Excellent has also drawn financial backing from a clutch of business leaders, investing in a personal capacity, with Spark chair Justine Smyth, Sharesies co-founders Brooke and Leighton Roberts, Trent Mankelow (Trade Me, Vend) and Mike Carden among its lineup of early shareholders (Carden, notably, has two successful HR ventures under his belt, Sonar6 - sold to US firm Cornerstone - and his current vehicle with his brother Philip, Joyous).
"At Blackbird, thriving workplaces are our religion. We've invested in many outstanding founders creating a fairer, happier, more engaged future of work: from Culture Amp, to Applied, and more recently Multitudes and The Mintable," says Blackbird principal Phoebe Harrop. Multitudes, which measures workplace culture and performance is, like Excellent, a Kiwi startup.
Excellent's local customers include Sharesies, TVNZ, New Zealand Trade & Enterprise, The Warehouse Group on the blue-chip side of things, plus up-and-comers like Mooven and Kowtow.
All up, 110 organisations are on its books.
And Gadd and Busing aren't short on ambition for leading the employee experience (or "EX") design revolution, with an Austin, Texas pow-wow on September 20 (Busing - an American, divides her time between Austin and Wellington).
"We're bringing together a group of global leaders - 16 in person and about 12 virtually - from organisations such as Airbnb, Uber, Google, Netflix and Patagonia to collaborate and write the Employee Experience Manifesto for the world," Gadd says. The exercise is modelled on the earlier Agile Manifesto.
"We want to create some principles or guiding values for how organisations and leaders globally can look at employee experience," Gadd says.
"That project will sit at employee EXManifesto.com. It's a very collaborative exercise, but Excellent is fuelling it. We believe it's going to be a sort of stick in the stand for organisations to aim for."
The current landscape, dominated by the pandemic shift to hybrid work, and a super tight labour market that boost employees' power, seems fertile ground for Excellent's EX push.
"The expectations of employees have never been greater than they are today. And that's definitely been accelerated by Covid," Gadd says.
"Every employee is rethinking what they need from work, so organisations and leaders need new tools, new approaches and new mindsets to be able to meet the needs of these employees."

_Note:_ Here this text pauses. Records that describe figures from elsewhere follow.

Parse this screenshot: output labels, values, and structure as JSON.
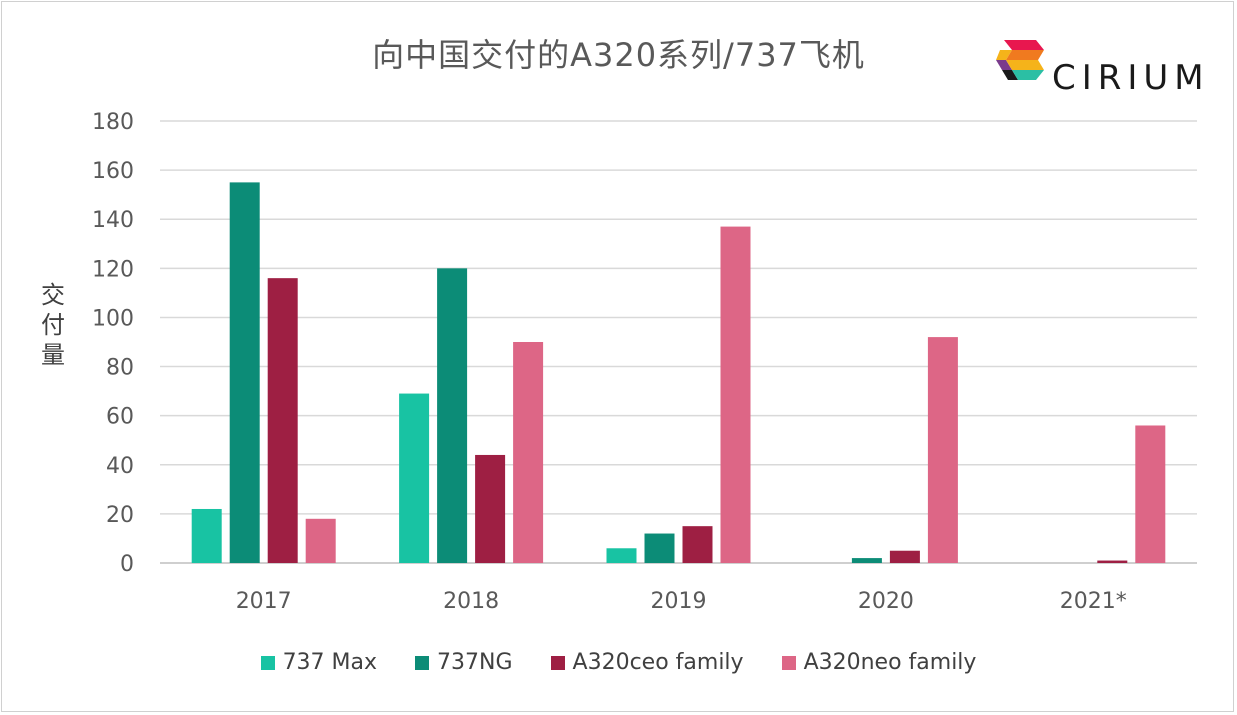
{
  "chart_data": {
    "type": "bar",
    "title": "向中国交付的A320系列/737飞机",
    "ylabel": "交付量",
    "xlabel": "",
    "ylim": [
      0,
      180
    ],
    "yticks": [
      0,
      20,
      40,
      60,
      80,
      100,
      120,
      140,
      160,
      180
    ],
    "categories": [
      "2017",
      "2018",
      "2019",
      "2020",
      "2021*"
    ],
    "series": [
      {
        "name": "737 Max",
        "color": "#18c3a3",
        "values": [
          22,
          69,
          6,
          0,
          0
        ]
      },
      {
        "name": "737NG",
        "color": "#0c8c77",
        "values": [
          155,
          120,
          12,
          2,
          0
        ]
      },
      {
        "name": "A320ceo family",
        "color": "#9e1f43",
        "values": [
          116,
          44,
          15,
          5,
          1
        ]
      },
      {
        "name": "A320neo family",
        "color": "#dd6686",
        "values": [
          18,
          90,
          137,
          92,
          56
        ]
      }
    ],
    "grid": true,
    "legend_position": "bottom"
  },
  "logo": {
    "text": "CIRIUM"
  }
}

Busing adds, "EX is about ensuring employees are getting meaningful value out of their relationship with work, so that they are retained, developing, and most importantly, thriving within the organisation."
In some areas, including the trendsetting tech sector in the US, the tide is already starting to turn. Recession fears, rising rates and falling stocks have seen Big Tech slow hiring, rescind job offers or even start to lay off staff. Flexible working perks are drying up and the new normal is starting to look suspiciously like the old normal as tech and financial companies start to lay down the law about staff returning to the office.
And while Blackbird might have a religious zeal about thriving workplace culture, some of the companies it's invested in across the Tasman are now culling staff as a VC chill sets in.
But Gadd says having had a taste of better EX, staff will be loath to return to the before-times.
"Employees can't forget what they've experienced. You can't unsee what you've seen. And I think even in recessionary times, the best businesses will want to attract the best talent and the best talent - and the best talent is attracted to organisations that have a compelling employee experience."